Situasi mulai memanas di detik-detik akhir tambahan waktu.

Keributan bermula ketika kiper Atletico Mineiro, Everson, terlibat benturan dengan gelandang Cruzeiro, Christian, di area dekat kotak penalti.

Saat itu Christian sedang berusaha mengejar bola liar yang sempat terlepas dari tangan Everson.

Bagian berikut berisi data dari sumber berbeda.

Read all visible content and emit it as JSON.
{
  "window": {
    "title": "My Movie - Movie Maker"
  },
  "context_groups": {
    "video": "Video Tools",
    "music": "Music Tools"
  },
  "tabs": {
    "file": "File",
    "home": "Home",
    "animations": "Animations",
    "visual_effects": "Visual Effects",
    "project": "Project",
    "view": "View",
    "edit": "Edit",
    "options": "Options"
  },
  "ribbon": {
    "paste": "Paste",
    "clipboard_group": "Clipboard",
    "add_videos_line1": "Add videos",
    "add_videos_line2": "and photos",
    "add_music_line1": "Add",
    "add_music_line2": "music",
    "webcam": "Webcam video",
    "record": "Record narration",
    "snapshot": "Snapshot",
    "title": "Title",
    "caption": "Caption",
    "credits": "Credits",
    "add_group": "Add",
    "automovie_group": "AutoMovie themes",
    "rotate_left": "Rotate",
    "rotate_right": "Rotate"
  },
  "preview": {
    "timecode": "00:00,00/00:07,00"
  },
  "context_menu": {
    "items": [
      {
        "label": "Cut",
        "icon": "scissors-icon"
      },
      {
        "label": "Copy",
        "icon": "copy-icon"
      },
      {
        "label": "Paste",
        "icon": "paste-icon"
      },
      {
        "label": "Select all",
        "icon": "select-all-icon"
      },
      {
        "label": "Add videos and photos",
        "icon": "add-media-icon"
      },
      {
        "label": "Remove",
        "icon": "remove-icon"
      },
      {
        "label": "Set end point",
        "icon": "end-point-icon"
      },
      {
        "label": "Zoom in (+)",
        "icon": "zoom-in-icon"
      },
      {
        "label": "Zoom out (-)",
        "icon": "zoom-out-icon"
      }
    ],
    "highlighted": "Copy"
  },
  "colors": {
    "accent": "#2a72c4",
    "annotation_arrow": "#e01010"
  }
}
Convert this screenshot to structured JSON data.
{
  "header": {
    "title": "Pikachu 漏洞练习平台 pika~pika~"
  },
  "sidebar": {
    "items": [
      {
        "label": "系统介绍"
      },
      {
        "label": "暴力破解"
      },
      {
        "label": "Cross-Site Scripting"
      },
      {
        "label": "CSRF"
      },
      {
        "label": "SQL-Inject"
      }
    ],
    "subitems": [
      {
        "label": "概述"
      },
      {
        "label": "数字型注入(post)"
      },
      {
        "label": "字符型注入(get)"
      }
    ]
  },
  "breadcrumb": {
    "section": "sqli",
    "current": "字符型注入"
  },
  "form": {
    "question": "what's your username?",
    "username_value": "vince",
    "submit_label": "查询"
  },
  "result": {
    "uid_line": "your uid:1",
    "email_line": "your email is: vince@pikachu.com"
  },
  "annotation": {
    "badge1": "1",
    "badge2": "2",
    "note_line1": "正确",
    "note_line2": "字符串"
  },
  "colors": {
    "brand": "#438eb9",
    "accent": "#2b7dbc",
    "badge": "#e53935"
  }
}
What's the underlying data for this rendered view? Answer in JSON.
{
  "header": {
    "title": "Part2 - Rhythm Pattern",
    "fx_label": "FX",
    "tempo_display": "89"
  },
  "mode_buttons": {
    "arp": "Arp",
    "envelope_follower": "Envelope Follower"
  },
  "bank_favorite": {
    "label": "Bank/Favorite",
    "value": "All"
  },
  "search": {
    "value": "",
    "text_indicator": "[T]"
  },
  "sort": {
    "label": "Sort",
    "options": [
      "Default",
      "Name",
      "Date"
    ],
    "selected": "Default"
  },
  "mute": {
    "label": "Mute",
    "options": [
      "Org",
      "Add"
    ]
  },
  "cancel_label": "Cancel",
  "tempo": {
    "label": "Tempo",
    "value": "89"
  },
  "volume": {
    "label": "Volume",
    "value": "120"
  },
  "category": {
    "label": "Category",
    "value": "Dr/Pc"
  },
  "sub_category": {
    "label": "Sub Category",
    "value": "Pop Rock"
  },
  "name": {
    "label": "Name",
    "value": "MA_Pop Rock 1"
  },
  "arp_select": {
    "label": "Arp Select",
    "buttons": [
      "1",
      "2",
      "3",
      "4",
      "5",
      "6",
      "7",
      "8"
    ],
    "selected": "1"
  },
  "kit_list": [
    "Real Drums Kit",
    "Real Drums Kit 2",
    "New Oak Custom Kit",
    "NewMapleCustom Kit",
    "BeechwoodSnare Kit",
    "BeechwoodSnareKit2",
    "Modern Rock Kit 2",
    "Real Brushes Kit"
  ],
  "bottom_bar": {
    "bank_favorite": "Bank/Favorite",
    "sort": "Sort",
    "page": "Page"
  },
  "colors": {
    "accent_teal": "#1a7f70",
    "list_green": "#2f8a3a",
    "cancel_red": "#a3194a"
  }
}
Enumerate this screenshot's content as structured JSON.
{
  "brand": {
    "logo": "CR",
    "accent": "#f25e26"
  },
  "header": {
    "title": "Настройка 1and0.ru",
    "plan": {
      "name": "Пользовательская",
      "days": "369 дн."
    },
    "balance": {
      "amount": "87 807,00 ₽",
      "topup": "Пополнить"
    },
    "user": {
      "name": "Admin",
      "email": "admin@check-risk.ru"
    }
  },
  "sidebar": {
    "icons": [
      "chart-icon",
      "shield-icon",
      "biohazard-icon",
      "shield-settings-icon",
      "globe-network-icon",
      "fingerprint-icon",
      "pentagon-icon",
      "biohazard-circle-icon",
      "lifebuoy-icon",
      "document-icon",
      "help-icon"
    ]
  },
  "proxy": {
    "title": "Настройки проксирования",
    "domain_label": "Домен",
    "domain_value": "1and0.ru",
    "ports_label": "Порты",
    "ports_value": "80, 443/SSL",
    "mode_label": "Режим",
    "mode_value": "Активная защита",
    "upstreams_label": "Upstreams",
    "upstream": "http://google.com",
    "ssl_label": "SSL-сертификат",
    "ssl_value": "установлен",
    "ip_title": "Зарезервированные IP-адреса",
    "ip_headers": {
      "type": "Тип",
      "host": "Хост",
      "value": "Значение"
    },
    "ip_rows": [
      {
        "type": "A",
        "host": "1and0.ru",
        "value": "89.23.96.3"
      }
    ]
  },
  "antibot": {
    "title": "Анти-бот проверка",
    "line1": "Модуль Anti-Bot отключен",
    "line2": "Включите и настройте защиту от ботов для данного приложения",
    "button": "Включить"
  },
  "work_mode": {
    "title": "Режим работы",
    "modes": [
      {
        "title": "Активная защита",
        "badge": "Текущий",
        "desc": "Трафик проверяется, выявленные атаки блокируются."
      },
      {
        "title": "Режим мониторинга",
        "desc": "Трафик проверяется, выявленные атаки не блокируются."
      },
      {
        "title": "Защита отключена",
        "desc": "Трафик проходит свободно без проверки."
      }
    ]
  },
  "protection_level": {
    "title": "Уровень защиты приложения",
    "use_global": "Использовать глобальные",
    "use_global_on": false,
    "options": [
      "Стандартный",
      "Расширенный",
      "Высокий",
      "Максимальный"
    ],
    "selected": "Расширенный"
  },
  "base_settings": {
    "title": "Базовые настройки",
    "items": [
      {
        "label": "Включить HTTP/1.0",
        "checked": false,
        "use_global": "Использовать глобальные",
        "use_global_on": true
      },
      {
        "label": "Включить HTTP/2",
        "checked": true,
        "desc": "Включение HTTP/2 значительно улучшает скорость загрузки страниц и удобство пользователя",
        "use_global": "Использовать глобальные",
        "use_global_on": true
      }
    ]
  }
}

Benturan tersebut memicu reaksi keras dari sang kiper. Everson terlihat menjatuhkan Christian ke tanah dan bahkan sempat menekan dada lawannya menggunakan lutut sambil melontarkan protes dengan nada tinggi.

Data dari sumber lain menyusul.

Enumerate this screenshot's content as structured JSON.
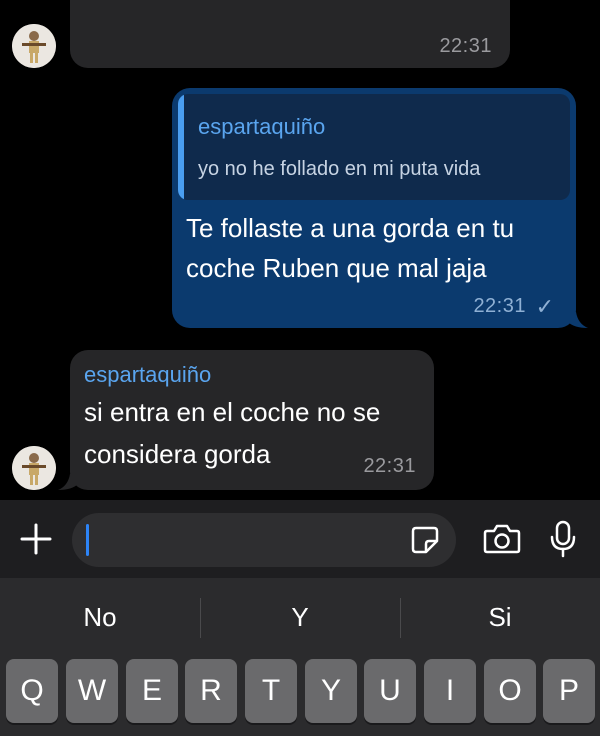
{
  "messages": [
    {
      "time": "22:31"
    },
    {
      "quote_sender": "espartaquiño",
      "quote_text": "yo no he follado en mi puta vida",
      "text_line1": "Te follaste a una gorda en tu",
      "text_line2": "coche Ruben que mal jaja",
      "time": "22:31",
      "status": "✓"
    },
    {
      "sender": "espartaquiño",
      "text_line1": "si entra en el coche no se",
      "text_line2": "considera gorda",
      "time": "22:31"
    }
  ],
  "input": {
    "placeholder": ""
  },
  "suggestions": [
    "No",
    "Y",
    "Si"
  ],
  "keys": [
    "Q",
    "W",
    "E",
    "R",
    "T",
    "Y",
    "U",
    "I",
    "O",
    "P"
  ],
  "colors": {
    "outgoing": "#0b3a6e",
    "incoming": "#262628",
    "accent": "#5aa5ef"
  }
}
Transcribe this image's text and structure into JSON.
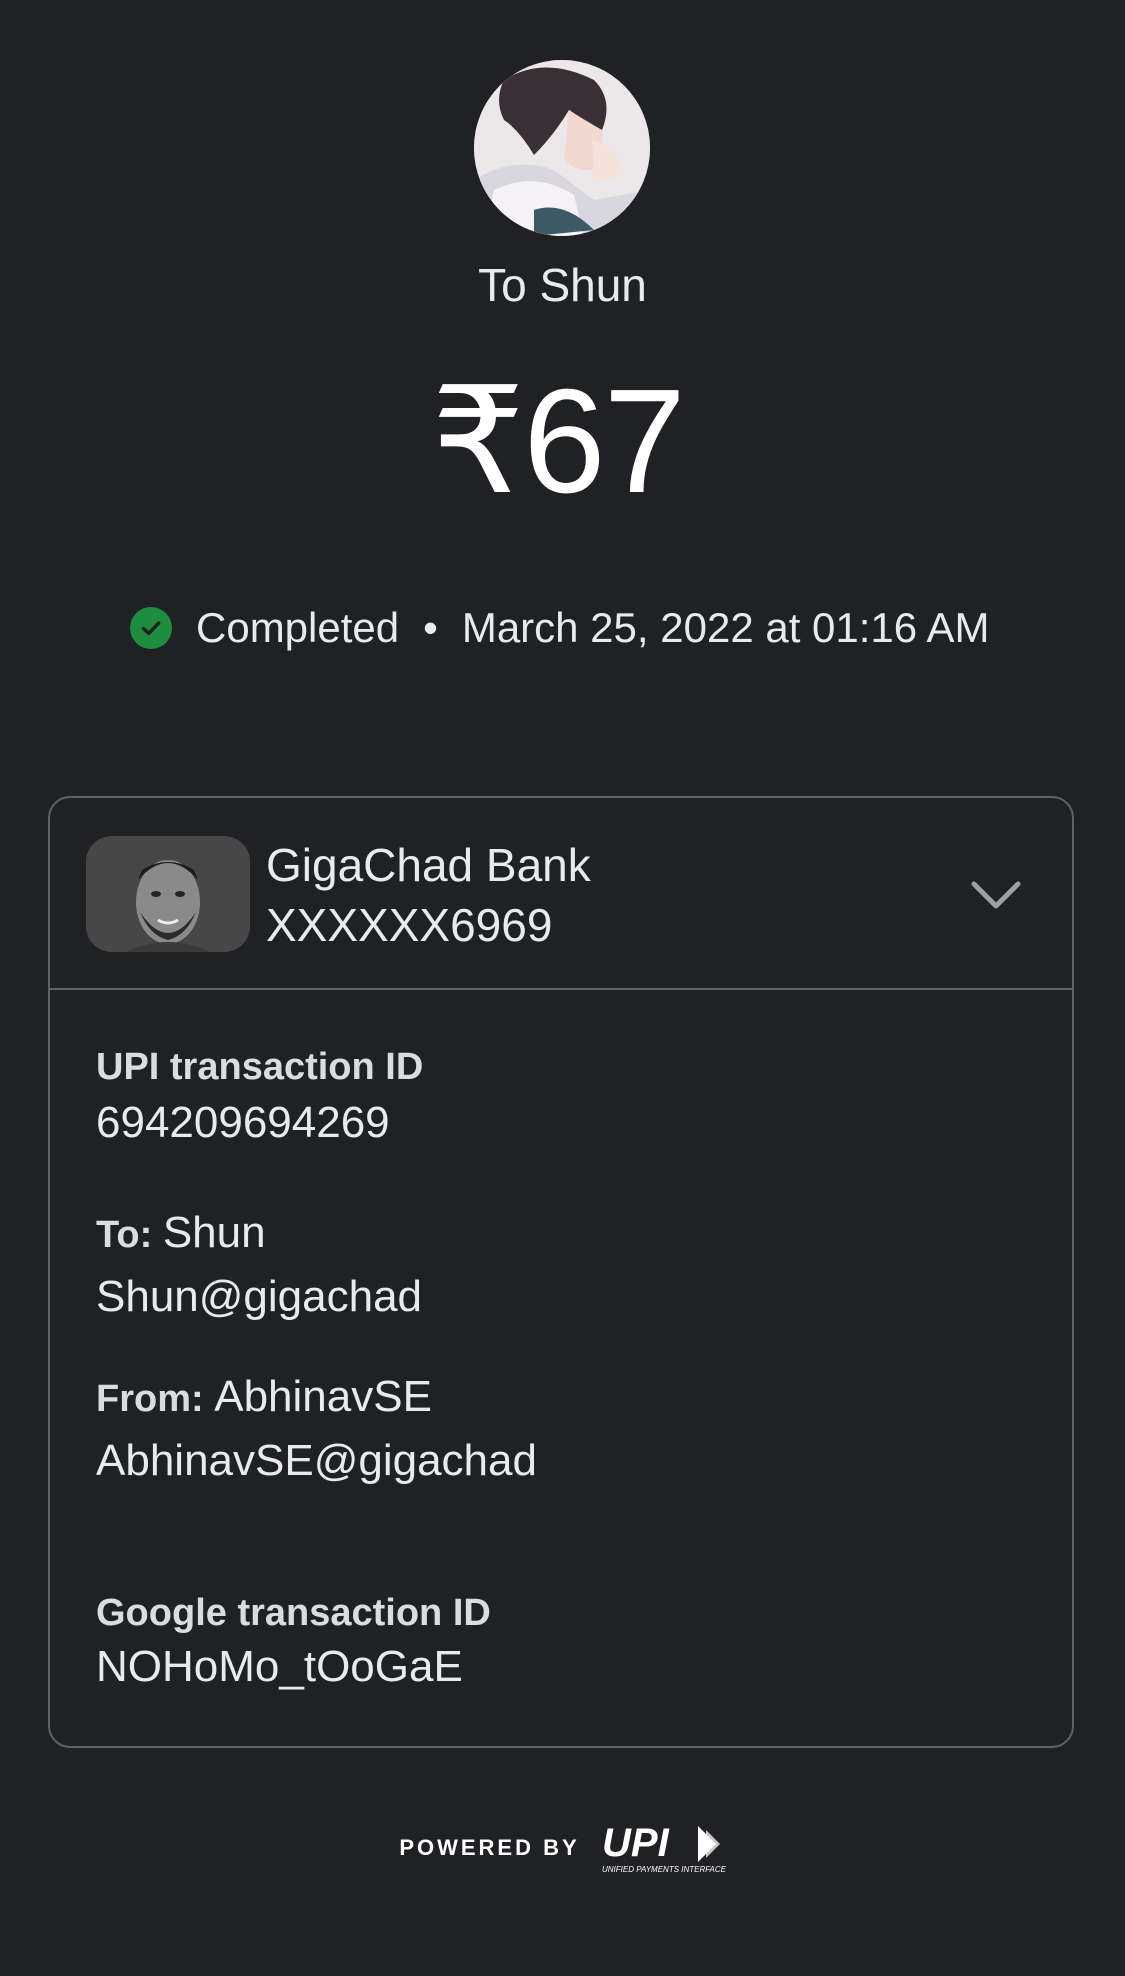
{
  "recipient": {
    "name_line": "To Shun",
    "avatar_icon": "profile-avatar"
  },
  "payment": {
    "amount": "₹67",
    "status": "Completed",
    "separator": "•",
    "datetime": "March 25, 2022 at 01:16 AM",
    "status_color": "#1e8e3e"
  },
  "account": {
    "bank_name": "GigaChad Bank",
    "account_number": "XXXXXX6969",
    "expand_icon": "chevron-down-icon"
  },
  "details": {
    "upi_label": "UPI transaction ID",
    "upi_value": "694209694269",
    "to_label": "To:",
    "to_name": "Shun",
    "to_vpa": "Shun@gigachad",
    "from_label": "From:",
    "from_name": "AbhinavSE",
    "from_vpa": "AbhinavSE@gigachad",
    "google_label": "Google transaction ID",
    "google_value": "NOHoMo_tOoGaE"
  },
  "footer": {
    "powered_by": "POWERED BY",
    "upi_logo_text": "UPI",
    "upi_logo_subtext": "UNIFIED PAYMENTS INTERFACE"
  },
  "colors": {
    "background": "#202124",
    "border": "#5f6368",
    "text": "#e8eaed"
  }
}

Aksi tersebut langsung memancing emosi pemain Cruzeiro lainnya.

Bentrokan Massal di Lapangan

Para pemain Cruzeiro segera menghampiri Everson dan mendorongnya hingga tubuh sang kiper terdorong ke arah gawang.

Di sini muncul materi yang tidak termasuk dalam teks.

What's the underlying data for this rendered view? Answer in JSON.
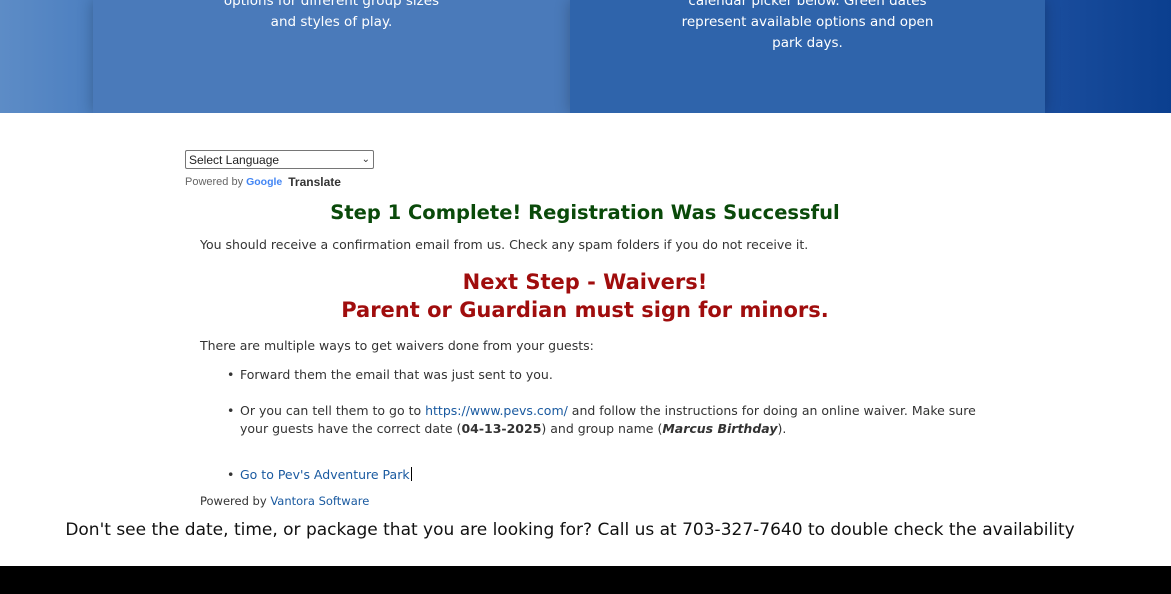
{
  "banner": {
    "panel1_lines": [
      "options for different group sizes",
      "and styles of play."
    ],
    "panel2_lines": [
      "calendar picker below. Green dates",
      "represent available options and open",
      "park days."
    ]
  },
  "translate": {
    "select_value": "Select Language",
    "powered_by": "Powered by",
    "google": "Google",
    "translate_label": "Translate"
  },
  "content": {
    "step1_title": "Step 1 Complete! Registration Was Successful",
    "confirmation": "You should receive a confirmation email from us. Check any spam folders if you do not receive it.",
    "next_line1": "Next Step - Waivers!",
    "next_line2": "Parent or Guardian must sign for minors.",
    "ways_intro": "There are multiple ways to get waivers done from your guests:",
    "item1": "Forward them the email that was just sent to you.",
    "item2_prefix": "Or you can tell them to go to ",
    "item2_link": "https://www.pevs.com/",
    "item2_mid": " and follow the instructions for doing an online waiver. Make sure your guests have the correct date (",
    "item2_date": "04-13-2025",
    "item2_mid2": ") and group name (",
    "item2_group": "Marcus Birthday",
    "item2_end": ").",
    "item3_link": "Go to Pev's Adventure Park",
    "powered_by": "Powered by ",
    "vendor_link": "Vantora Software"
  },
  "footer": {
    "note": "Don't see the date, time, or package that you are looking for? Call us at 703-327-7640 to double check the availability"
  }
}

Dari situlah keributan berkembang menjadi perkelahian massal yang melibatkan hampir seluruh pemain dari kedua tim.

Situasi di lapangan berubah menjadi sangat kacau. Para pemain terlihat saling dorong, memukul, bahkan menendang satu sama lain.

Keributan yang awalnya terjadi di sekitar area gawang kemudian menyebar ke berbagai sudut lapangan.

Tidak hanya pemain inti, sejumlah pemain cadangan serta staf pelatih dari kedua tim juga terlihat ikut masuk ke lapangan.

Aparat Keamanan Turun Tangan

Keributan berlangsung selama beberapa menit sebelum akhirnya petugas keamanan stadion bersama polisi militer turun tangan.

Aparat berusaha memisahkan kedua kubu yang terus terlibat dalam konflik.

Situasi baru dapat dikendalikan setelah sejumlah pemain berhasil ditenangkan dan dipisahkan dari kerumunan.

Sementara itu, wasit pertandingan, Matheus Candançan, memutuskan untuk menghentikan pertandingan.

Ia kemudian meninggalkan lapangan dengan pengawalan polisi demi alasan keamanan.

Total 23 Pemain Diusir

Meski tidak sempat langsung mengeluarkan kartu merah saat keributan berlangsung, wasit kemudian mencatat seluruh insiden tersebut dalam laporan resmi pertandingan.

Setelah melakukan evaluasi terhadap kejadian di lapangan, diputuskan bahwa total 23 pemain harus menerima kartu merah.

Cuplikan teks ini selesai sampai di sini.